Мы вернулись на праздник как раз к десерту. Диканова я не наблюдала. Отца и Энтони тоже. Кира снова была предоставлена сама себе.
— Видишь, — заметил Измайлов, обнимая меня сзади, — наше отсутствие абсолютно никого не напрягает. — Нужно было остаться.
— Ага, — рассеянно ответила я, ища среди гостей глазами Энтони и маму.
Что если Энтони заподозрил неладное? Приревновал? Почему из троих здесь нет? Зачем вообще было устраивать эту показуху? Для кого? Все! Надоело! Хватит.
— Ром, давай уйдем. Поедем ко мне.
— Ты же не хотела.
— А теперь хочу.
Все случилось внезапно. Раздался выстрел, заставивший всех замереть, после чего из дома выскочила мама. От ее окровавленного платья у меня чуть сердце не остановилось. Я знала — у отца в кабинете хранился пистолет. Имелось и разрешение на него. Только он всегда был спрятан в надежном месте. Папа приобрел его, как он выразился на всякий пожарный и редко доставал, не было необходимости. Что такое могло заставить его воспользоваться им?
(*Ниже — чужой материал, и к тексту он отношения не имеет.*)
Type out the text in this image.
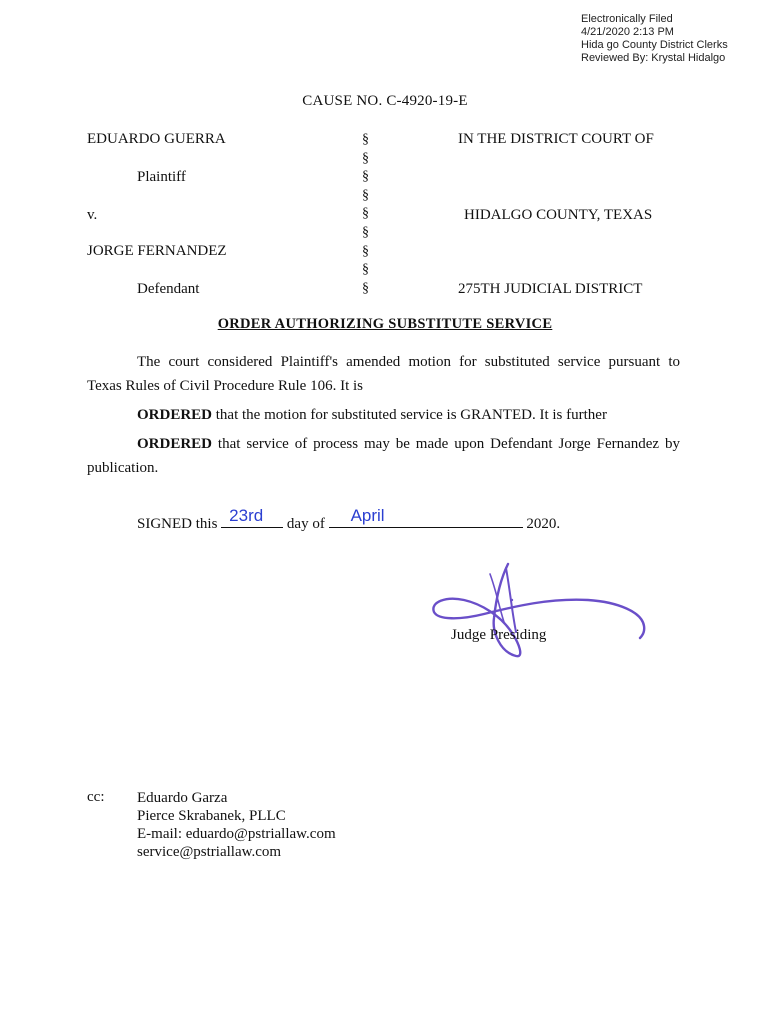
Electronically Filed
4/21/2020 2:13 PM
Hida go County District Clerks
Reviewed By: Krystal Hidalgo
CAUSE NO. C-4920-19-E
EDUARDO GUERRA
Plaintiff
v.
JORGE FERNANDEZ
Defendant
§
§
§
§
§
§
§
§
§
IN THE DISTRICT COURT OF
HIDALGO COUNTY, TEXAS
275TH JUDICIAL DISTRICT
ORDER AUTHORIZING SUBSTITUTE SERVICE
The court considered Plaintiff's amended motion for substituted service pursuant to
Texas Rules of Civil Procedure Rule 106. It is
ORDERED that the motion for substituted service is GRANTED. It is further
ORDERED that service of process may be made upon Defendant Jorge Fernandez by
publication.
SIGNED this 23rd day of April	2020.
Judge Presiding
cc: Eduardo Garza
Pierce Skrabanek, PLLC
E-mail: eduardo@pstriallaw.com
service@pstriallaw.com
— Он убил его!!! — заорала мама, хватаясь за голову. — Он убил Олега!
Поднялась паника, а Кира и вовсе схватилась за живот и упала прямо на землю. Я не знаю, как мне вообще удалось пошевелиться, сбросить страшное оцепенение. Дышать и то стало трудно. В ушах стоял такой шум, что я закрыла их ладонями, всего на секунду, после чего бросилась к Кире.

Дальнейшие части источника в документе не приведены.